D’Silva said he was initially uncertain about how he would vote. He was among the Nevada legislators who met personally with A’s owner John Fisher.
“He went room to room, pretty much just knocking on doors,” D’Silva said. “In some cases, they weren’t meetings that were scheduled. He just showed up. That showed us he was personally invested in bringing the A’s to Las Vegas.”
Li, the kindergarten teacher, got her two minutes for public comment. She could not shake the feeling that some of the legislators to whom she was speaking were not even pretending to pay attention, whether they were whispering to their colleagues or peeking at their phones or stepping out for a few minutes during the hours of public comment.
“It had a ‘Friday afternoon college lecture before long weekend’ vibe,” Li said.
Read more: Can the A’s really draw 2.5 million people in Las Vegas?
In the end, Nevada legislators did approve additional funding for public schools, if not directly for teacher salaries. Li said she did not feel heard by her state government and did not believe anything she or any other member of the public could have said would have swayed legislators from approving the bill.

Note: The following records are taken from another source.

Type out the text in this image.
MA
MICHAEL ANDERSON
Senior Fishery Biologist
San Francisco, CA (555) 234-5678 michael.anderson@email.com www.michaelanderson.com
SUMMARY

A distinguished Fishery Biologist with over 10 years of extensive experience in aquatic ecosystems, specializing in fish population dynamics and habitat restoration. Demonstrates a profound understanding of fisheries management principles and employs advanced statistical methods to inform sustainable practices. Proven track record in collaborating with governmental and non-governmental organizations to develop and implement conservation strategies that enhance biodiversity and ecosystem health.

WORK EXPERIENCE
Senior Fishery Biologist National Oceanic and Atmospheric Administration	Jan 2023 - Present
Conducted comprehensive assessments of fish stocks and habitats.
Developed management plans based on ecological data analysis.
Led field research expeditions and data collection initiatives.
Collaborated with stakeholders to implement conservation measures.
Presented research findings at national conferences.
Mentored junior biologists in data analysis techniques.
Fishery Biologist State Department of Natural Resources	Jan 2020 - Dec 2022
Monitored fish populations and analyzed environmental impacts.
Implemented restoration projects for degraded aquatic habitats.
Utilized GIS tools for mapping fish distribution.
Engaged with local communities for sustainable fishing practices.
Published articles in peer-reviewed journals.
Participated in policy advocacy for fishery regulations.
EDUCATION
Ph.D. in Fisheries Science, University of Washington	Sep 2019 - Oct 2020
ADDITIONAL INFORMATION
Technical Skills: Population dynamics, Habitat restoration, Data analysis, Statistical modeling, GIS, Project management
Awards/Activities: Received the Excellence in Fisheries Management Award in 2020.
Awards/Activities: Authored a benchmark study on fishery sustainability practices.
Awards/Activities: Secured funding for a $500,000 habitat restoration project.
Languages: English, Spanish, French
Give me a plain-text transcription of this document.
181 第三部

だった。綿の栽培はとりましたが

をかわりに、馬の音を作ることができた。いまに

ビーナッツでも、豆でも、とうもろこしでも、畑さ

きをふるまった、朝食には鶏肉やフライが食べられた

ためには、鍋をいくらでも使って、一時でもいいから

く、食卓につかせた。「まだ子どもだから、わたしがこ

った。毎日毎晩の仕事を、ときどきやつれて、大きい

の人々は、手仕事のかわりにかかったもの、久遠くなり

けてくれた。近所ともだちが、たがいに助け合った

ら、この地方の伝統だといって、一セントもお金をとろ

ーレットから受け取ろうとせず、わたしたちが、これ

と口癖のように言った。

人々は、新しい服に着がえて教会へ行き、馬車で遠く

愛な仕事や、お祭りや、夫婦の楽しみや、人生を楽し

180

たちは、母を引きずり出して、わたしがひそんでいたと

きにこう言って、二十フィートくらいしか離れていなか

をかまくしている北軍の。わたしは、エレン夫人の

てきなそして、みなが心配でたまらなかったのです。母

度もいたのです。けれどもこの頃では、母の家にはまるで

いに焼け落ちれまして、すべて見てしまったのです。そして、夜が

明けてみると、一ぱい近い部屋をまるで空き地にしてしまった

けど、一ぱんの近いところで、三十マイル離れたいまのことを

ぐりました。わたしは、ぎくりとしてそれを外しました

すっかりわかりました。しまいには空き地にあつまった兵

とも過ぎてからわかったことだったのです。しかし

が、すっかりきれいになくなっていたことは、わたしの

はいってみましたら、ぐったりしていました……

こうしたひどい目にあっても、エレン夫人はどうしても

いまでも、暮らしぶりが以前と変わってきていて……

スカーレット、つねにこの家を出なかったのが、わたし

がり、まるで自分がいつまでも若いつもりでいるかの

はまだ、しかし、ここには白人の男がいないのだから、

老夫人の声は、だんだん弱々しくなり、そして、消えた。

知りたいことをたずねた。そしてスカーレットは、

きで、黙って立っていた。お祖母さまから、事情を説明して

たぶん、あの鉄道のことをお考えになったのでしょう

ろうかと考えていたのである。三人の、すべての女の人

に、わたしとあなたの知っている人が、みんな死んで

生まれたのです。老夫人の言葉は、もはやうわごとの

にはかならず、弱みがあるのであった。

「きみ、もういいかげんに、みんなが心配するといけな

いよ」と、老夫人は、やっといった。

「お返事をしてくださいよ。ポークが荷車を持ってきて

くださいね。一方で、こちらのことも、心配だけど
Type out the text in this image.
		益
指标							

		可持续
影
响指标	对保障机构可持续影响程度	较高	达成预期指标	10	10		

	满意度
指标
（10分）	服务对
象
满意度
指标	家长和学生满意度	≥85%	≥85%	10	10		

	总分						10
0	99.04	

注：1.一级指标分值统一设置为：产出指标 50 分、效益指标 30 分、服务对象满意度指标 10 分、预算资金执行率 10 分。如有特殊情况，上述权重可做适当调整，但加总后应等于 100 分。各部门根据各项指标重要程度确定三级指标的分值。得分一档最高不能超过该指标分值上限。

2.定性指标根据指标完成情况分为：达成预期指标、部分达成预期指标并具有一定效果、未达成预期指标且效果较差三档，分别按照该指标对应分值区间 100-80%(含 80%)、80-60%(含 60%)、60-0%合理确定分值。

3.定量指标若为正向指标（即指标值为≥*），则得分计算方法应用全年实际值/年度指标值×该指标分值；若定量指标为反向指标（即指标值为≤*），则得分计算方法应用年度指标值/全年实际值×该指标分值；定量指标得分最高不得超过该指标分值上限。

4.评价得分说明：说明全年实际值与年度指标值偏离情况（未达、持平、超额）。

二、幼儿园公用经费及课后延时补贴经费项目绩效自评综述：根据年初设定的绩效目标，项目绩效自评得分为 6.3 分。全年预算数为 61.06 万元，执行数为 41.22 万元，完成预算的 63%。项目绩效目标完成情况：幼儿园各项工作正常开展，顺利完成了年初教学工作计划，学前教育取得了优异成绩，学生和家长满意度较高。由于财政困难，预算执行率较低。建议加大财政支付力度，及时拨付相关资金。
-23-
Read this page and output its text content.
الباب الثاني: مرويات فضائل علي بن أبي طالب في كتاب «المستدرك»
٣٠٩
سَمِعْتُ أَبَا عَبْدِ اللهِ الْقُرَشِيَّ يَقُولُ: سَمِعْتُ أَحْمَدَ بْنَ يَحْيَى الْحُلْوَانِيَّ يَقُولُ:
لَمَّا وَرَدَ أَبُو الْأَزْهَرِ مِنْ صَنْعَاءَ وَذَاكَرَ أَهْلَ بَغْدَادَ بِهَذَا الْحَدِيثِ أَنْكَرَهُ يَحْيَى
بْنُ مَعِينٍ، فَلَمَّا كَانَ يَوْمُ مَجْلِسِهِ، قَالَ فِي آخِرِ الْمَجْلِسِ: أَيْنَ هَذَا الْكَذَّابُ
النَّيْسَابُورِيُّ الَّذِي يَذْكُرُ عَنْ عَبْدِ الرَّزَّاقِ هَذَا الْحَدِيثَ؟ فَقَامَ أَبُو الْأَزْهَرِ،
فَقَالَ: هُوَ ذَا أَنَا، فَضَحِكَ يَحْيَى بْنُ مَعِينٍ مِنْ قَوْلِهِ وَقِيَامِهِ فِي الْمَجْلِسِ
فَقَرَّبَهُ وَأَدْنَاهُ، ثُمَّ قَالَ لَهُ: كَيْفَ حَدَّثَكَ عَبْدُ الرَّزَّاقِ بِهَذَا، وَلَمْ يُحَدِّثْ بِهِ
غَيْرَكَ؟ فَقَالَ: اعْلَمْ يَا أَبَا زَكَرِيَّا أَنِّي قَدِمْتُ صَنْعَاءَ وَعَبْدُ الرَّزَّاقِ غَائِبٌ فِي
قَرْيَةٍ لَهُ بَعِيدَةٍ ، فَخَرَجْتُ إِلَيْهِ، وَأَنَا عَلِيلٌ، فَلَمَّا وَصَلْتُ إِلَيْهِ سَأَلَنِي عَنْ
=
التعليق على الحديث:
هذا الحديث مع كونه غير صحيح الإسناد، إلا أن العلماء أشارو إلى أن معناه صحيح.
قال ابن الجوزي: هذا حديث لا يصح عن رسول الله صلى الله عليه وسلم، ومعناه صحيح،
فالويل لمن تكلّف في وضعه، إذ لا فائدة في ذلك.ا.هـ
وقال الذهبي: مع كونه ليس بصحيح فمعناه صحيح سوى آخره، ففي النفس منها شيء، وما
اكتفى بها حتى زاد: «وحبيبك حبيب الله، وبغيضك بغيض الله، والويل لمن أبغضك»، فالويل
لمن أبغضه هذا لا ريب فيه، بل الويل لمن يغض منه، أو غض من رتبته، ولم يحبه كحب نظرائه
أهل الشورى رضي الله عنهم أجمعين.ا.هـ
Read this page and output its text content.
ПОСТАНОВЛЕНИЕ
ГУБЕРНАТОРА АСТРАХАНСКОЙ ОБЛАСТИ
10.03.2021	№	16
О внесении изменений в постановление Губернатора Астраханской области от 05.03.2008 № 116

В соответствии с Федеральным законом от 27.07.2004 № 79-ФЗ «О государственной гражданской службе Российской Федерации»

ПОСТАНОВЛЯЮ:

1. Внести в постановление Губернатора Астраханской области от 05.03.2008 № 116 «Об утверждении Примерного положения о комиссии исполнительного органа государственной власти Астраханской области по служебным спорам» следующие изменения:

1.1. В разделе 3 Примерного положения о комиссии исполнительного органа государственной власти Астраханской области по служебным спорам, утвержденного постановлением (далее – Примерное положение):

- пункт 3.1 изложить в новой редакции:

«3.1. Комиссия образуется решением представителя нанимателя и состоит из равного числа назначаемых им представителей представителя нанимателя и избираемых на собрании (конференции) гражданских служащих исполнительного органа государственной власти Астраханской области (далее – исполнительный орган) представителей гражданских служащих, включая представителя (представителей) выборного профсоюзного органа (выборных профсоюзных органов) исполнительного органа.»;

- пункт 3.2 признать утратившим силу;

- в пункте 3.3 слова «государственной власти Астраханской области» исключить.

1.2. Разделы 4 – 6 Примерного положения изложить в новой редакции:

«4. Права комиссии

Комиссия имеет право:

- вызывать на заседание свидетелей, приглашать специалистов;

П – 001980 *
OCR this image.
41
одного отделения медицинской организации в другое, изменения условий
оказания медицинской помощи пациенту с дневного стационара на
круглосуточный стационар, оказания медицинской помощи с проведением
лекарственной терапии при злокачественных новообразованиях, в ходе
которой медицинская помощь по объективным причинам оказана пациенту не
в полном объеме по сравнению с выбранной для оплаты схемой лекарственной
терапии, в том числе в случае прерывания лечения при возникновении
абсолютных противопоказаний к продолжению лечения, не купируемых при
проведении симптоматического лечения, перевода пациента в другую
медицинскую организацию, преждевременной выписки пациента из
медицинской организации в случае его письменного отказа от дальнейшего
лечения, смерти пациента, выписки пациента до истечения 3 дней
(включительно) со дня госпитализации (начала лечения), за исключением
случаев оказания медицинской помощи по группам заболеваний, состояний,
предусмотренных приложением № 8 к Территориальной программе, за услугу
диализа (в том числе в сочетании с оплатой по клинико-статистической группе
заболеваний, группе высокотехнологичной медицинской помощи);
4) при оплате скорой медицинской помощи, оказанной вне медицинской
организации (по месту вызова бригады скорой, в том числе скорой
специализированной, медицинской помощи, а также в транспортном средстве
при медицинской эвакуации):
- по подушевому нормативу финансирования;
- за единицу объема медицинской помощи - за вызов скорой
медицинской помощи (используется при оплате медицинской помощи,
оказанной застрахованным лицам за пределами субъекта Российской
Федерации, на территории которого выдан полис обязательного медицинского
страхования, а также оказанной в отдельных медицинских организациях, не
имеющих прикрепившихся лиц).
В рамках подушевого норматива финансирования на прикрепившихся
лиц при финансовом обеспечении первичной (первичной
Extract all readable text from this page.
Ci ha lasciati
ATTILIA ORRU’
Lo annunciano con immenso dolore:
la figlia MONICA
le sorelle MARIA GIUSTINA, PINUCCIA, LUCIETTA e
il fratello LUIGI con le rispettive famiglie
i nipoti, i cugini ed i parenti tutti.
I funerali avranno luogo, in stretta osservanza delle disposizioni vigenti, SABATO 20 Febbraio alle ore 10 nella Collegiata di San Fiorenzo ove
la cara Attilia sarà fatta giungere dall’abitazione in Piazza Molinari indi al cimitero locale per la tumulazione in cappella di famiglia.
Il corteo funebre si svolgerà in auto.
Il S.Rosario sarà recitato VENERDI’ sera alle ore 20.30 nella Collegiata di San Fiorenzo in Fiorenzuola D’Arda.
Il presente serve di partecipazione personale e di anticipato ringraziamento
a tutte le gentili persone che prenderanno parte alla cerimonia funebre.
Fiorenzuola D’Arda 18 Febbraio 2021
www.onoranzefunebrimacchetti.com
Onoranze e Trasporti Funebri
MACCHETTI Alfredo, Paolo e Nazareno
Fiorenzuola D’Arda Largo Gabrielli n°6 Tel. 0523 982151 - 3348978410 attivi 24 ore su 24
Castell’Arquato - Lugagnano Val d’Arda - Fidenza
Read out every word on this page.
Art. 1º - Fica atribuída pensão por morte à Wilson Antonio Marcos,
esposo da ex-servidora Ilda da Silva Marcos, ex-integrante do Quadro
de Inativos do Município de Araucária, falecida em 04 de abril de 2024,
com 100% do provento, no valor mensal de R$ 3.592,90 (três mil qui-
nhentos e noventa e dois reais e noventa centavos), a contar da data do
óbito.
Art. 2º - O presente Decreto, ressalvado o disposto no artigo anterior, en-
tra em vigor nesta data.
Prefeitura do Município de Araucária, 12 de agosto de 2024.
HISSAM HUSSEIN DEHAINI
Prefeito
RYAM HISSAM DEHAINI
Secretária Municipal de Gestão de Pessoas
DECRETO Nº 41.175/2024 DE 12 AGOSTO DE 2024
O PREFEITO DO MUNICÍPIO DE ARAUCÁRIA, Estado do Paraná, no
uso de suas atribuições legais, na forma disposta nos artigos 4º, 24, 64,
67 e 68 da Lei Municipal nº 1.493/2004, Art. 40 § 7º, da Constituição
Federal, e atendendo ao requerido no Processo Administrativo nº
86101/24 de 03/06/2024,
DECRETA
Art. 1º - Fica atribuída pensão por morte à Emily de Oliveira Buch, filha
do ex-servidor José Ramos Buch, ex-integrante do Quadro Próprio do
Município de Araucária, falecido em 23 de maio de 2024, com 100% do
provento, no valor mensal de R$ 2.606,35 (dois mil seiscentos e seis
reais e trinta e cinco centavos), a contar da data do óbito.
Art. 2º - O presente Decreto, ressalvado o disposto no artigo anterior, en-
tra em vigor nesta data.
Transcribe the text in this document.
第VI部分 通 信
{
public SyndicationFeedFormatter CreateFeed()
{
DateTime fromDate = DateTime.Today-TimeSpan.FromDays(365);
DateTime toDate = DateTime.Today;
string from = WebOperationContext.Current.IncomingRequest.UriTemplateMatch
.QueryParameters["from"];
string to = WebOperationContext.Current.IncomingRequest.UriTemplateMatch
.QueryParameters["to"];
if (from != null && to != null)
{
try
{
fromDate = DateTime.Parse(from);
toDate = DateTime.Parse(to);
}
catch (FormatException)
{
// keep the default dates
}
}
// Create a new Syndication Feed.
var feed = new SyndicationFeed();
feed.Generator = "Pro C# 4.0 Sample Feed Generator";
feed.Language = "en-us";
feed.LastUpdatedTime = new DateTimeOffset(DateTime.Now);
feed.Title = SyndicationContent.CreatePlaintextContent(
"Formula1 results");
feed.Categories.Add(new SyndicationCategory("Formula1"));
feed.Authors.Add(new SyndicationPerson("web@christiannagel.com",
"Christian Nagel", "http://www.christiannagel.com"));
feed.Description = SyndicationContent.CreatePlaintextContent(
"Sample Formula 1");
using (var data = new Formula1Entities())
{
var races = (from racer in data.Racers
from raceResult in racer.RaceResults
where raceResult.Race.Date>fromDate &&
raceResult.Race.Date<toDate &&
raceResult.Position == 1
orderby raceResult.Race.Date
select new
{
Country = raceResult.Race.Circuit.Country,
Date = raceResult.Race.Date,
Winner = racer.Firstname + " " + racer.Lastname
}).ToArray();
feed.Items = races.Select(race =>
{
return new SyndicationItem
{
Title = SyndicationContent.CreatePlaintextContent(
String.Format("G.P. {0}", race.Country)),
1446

“I guess nothing kills faith in your government better than actually paying attention to it,” she said.
The Oakland fans expressed appreciation for their newfound allies by donating towards classroom supplies for Nevada teachers so, from her perspective, something good came out of it. The state teachers’ union hopes to challenge the public funding, in court or on the ballot. D’Silva is a member of the Las Vegas teachers’ union, which has declined to join the challenge.
This is summer vacation, so Li should be off work. We could have conversed longer, but she had to hustle to one of the other two jobs she works to pay her bills.